The first horse genome to be sequenced and assembled, a Thoroughbred mare, was completed by a large international consortium. This reference assembly was used to map the Quarter Horse genome and to identify differences in genetic information between the two horses. The sequence data from the project has been made available publicly for researchers interested in equine genetics, the university says.

"The horse used in the study, a mare named Sugar, is the descendant of key foundation sires in the Quarter Horse breed," adds Dindot. "We were able to identify several genetic variants in this mare, both good and bad, known to be common among Quarter Horses. Results from this study have increased our knowledge of genetic variation in horses three- to four-fold and proved that through collaborations such as this, we can one day apply this state-of-the-art technology to identify and possibly to manage genetic disorders not only in horses, but also in other species."

"The genome sequence of a Quarter Horse has the potential to have a tremendous impact on the equine industry, as the American Quarter Horse Association represents the largest breed registry in the United States. The information from this study may lead to improvements in performance in horses, and facilitate the management of health of horses everywhere," the university adds.

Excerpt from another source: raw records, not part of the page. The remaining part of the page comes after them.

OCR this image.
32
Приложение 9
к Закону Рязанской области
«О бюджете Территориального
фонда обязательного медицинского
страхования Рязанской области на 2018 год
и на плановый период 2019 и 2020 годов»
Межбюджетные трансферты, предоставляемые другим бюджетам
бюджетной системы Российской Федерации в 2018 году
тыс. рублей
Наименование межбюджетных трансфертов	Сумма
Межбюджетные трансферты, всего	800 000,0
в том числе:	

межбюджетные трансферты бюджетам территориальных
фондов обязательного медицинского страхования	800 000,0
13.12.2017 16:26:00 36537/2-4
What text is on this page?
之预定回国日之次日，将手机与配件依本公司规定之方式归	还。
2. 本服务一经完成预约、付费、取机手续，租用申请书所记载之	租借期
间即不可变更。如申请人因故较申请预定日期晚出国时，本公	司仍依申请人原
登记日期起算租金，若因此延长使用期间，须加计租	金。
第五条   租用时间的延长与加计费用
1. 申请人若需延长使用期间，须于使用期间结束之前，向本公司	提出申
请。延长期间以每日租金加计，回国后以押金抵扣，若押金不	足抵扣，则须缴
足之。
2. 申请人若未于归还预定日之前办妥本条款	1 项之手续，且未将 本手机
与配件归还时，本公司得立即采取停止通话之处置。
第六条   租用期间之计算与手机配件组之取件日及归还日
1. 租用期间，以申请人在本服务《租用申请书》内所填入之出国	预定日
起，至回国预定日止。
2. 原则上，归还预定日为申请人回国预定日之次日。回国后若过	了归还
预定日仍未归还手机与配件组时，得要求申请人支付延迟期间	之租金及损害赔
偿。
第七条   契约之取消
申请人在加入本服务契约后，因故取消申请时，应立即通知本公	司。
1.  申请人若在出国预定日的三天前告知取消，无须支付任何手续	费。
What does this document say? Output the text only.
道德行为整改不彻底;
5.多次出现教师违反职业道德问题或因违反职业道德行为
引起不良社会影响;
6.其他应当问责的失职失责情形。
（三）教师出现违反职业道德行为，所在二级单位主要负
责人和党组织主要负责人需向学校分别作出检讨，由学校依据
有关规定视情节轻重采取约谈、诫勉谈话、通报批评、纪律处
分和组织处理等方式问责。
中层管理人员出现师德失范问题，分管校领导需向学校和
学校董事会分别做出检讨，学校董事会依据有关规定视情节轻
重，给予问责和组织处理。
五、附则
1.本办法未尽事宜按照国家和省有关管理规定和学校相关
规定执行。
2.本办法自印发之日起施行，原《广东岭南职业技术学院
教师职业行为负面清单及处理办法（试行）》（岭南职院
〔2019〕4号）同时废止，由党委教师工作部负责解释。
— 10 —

"Many diseases and syndromes are the result of genetic variation," adds Dr. Jason Sawyer, Texas AgriLife Research scientist and associate professor of animal science. "Perhaps more importantly, the ability to combat infectious diseases may be greatly impacted by the underlying genome and the variation that arises during recombination. This study has identified areas of variation that may play a role in the health and disease resistance of horses. While more research must be done to specifically identify desirable and beneficial variants, this study has set the stage to enable those future studies."

Funding for the study was provided by the G. Willard and Ginger Pool Equine Teaching and Research Endowment, the Link Equine Research Endowment, Texas A&M AgriLife Research, Texas A&M Department of Animal Science, and the Department of Veterinary Pathobiology at the Texas A&M veterinary college.